18th Sep, 2009

Continuum Regression illustrates differences between PCR, PLS and MLR

There has been a discussion this week on the International Chemometrics Society List (ICS-L) involving differences between Principal Components Regression (PCR), Partial Least Squares (PLS) regression and Multiple Linear Regression (MLR). This has brought up the subject of Continuum Regression (CR), which is one of my favorite topics!

I got into CR when I was working on my dissertation as it was a way to unify PCR, PLS and MLR so that their similarities and differences might be more thoroughly understood. CR is a continuously adjustable regression technique that encompasses PLS and includes PCR and MLR as opposite ends of the continuum. In CR the regression vector is a function the continuum parameter and of how many Latent Variables (LVs) are included in the model.

The continuum regression prediction error surface has been the logo for PLS_Toolbox since version 1.5 (1995). We use it in our courses because it graphically illustrates several important aspects of these regression methods. The CR prediction error surface is shown belowContinuum Regression Error Surface.

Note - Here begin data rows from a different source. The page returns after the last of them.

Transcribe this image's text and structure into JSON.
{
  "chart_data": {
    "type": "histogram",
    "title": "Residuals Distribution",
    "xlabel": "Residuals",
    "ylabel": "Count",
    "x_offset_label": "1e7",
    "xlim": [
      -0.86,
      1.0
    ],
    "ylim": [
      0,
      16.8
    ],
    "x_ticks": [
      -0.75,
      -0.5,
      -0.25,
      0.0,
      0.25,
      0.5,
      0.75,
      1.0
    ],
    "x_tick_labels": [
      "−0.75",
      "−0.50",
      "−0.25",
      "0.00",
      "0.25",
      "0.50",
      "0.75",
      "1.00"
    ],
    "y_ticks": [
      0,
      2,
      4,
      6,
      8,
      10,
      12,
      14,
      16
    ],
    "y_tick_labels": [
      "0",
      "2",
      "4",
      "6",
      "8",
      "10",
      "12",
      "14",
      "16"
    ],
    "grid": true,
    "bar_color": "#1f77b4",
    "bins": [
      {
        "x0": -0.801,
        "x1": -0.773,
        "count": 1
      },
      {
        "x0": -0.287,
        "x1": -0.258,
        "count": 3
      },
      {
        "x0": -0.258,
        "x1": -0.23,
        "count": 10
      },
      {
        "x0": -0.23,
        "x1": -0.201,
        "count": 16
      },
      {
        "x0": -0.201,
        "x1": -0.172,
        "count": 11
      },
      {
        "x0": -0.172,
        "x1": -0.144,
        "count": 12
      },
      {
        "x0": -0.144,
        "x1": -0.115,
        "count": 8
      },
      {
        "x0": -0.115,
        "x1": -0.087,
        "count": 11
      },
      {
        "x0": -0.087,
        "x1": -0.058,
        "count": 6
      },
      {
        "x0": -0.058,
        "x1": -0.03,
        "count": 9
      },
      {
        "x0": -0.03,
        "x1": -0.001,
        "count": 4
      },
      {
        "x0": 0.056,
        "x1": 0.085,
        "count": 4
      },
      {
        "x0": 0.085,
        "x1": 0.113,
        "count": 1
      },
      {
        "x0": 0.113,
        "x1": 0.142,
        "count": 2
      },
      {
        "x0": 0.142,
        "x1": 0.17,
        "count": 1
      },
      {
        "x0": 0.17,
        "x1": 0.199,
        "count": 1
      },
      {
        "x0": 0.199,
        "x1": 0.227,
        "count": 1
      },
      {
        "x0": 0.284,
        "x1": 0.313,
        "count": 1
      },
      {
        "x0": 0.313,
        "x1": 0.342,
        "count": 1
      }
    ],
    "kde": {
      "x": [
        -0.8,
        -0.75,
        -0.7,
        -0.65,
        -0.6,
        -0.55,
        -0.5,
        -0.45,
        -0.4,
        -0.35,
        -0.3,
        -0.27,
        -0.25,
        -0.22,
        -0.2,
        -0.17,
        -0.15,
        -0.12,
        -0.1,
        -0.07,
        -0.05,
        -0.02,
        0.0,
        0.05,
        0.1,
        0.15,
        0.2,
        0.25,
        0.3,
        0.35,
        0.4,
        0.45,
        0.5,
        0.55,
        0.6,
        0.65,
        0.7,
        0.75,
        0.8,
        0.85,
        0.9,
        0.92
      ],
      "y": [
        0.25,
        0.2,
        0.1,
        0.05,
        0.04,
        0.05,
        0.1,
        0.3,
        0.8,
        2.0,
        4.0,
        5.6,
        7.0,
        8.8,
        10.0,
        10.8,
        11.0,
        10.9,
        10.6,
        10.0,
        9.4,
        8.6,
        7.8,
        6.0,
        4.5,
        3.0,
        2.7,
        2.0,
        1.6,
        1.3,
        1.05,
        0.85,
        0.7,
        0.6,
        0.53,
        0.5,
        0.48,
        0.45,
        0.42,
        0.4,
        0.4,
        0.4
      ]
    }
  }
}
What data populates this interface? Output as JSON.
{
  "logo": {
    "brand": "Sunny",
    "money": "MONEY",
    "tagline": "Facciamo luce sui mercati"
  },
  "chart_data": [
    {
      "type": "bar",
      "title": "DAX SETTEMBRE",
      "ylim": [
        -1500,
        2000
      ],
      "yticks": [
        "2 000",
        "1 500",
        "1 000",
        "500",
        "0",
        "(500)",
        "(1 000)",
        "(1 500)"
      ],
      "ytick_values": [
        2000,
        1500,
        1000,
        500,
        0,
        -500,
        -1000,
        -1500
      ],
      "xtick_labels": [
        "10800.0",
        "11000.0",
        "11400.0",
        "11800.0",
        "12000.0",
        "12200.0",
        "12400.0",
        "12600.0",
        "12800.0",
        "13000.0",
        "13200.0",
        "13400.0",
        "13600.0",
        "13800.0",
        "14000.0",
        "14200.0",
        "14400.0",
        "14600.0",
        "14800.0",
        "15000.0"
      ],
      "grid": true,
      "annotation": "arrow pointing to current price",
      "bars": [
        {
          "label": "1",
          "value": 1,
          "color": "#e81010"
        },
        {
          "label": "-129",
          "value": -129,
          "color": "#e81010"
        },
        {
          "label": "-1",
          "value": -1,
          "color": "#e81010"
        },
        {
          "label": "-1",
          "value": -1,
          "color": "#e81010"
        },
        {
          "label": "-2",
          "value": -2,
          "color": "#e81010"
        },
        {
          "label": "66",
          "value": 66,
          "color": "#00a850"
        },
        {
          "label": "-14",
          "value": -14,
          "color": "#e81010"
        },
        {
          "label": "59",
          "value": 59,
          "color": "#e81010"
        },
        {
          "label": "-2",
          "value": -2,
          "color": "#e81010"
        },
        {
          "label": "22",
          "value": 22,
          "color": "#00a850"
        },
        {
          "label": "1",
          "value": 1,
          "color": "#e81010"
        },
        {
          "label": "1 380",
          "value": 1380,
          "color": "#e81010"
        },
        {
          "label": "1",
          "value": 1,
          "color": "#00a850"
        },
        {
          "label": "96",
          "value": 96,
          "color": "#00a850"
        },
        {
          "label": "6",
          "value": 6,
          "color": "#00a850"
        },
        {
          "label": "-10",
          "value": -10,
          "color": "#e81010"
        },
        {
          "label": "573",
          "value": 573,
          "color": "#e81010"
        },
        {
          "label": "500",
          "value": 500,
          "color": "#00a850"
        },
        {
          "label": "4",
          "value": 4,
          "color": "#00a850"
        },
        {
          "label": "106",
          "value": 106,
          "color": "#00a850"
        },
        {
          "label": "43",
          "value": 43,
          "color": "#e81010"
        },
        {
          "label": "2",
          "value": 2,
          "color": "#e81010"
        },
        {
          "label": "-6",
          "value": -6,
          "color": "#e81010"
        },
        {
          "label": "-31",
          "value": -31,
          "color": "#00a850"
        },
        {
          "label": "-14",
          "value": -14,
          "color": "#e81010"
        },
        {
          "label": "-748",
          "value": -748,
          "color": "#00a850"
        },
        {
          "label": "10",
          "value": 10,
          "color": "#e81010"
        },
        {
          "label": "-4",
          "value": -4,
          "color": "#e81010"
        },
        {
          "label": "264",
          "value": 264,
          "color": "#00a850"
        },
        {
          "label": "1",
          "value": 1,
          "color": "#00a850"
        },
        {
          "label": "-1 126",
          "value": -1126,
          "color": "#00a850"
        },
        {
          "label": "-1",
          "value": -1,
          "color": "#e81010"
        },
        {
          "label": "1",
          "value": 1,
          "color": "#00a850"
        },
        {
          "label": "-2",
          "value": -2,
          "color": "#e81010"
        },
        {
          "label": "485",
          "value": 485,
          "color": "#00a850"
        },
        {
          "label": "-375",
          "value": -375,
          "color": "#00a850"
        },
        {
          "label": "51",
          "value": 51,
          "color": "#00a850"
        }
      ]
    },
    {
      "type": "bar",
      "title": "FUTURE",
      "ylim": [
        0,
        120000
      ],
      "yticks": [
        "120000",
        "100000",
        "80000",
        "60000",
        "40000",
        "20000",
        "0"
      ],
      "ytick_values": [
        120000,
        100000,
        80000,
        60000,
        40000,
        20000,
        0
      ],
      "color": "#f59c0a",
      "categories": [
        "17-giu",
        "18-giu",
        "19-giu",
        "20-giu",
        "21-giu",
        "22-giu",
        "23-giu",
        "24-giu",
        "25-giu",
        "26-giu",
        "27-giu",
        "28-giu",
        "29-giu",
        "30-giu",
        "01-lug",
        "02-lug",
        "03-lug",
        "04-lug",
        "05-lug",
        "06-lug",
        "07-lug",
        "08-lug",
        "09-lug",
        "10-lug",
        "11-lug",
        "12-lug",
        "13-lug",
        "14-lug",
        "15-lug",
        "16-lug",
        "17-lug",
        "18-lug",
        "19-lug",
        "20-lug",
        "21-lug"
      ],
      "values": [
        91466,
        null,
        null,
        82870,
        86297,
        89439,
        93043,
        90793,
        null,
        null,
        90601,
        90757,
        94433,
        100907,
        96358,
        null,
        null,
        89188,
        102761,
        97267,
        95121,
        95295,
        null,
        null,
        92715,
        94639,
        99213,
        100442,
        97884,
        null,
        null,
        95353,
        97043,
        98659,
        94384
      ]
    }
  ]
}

The CR prediction error surface illustrates the following points:

1) Models with enough LVs converge to the MLR solution. There is a region of models near the MLR side with many LVs that all have the same prediction error, this is the flat green surface on the right. These models have enough LVs in them so they have all converged to the MLR solution.

2) Models with too few or irrelevant factors have large prediction error. The large errors on the left are from models with few factors nearer the PCR side. These models don’t have enough factors (or at least enough of the right factors) in them to be very predictive. Note also the local maximum along the PCR edge at 4 LVs. This illustrates how often some of the PCR factors are not relevant for prediction (no surprise, as they are determined only by the amount of predictor X variance captured) so they lead to larger errors when included.

3) PLS is much less likely to have irrelevant factors than PCR. The prediction error curve for PLS doesn’t show these local maxima because of the way the factors are determined using information from the predicted variable y, i.e. they are based on covariance.

4) PLS models have fewer factors than PCR models. The bottom of the trough, aka the “valley of best models” runs at an angle through the surface, showing that PLS models generally hit their minimum prediction error with fewer factors than PCR models. Of course, near the MLR extreme, they hit the minimum with just 1 factor!

5) PLS models are not more parsimonious than PCR models. The angle of the valley of best models through the surface illustrates that PLS models are not really more parsimonious just because they have few factors. They are, in fact, “trying harder” to be correlated with the predicted variable y and (as Hilko van der Voet has shown) are consuming more degrees of freedom in doing so. If PLS was more parsimonious than PCR just based on the number of factors, then the 1 factor CR model near MLR would be even better, and we know it’s not!

CR has been in PLS_Toolbox since the first versions. It is not a terribly practical technique, however, as it is difficult to choose the “best” place to be in the continuum. But it really illustrates the differences between the methods nicely. If you have an interest in CR, I suggest you see:

B.M. Wise and N.L. Ricker, “Identification of Finite Impulse Response Models with Continuum Regression,” Journal of Chemometrics, 7(1), pps. 1-14, 1993.

and

S. de Jong, B. M. Wise and N. L. Ricker, “Canonical Partial Least Squares and Continuum Power Regression,” Journal of Chemometrics, 15(2), pps 85-100, 2001.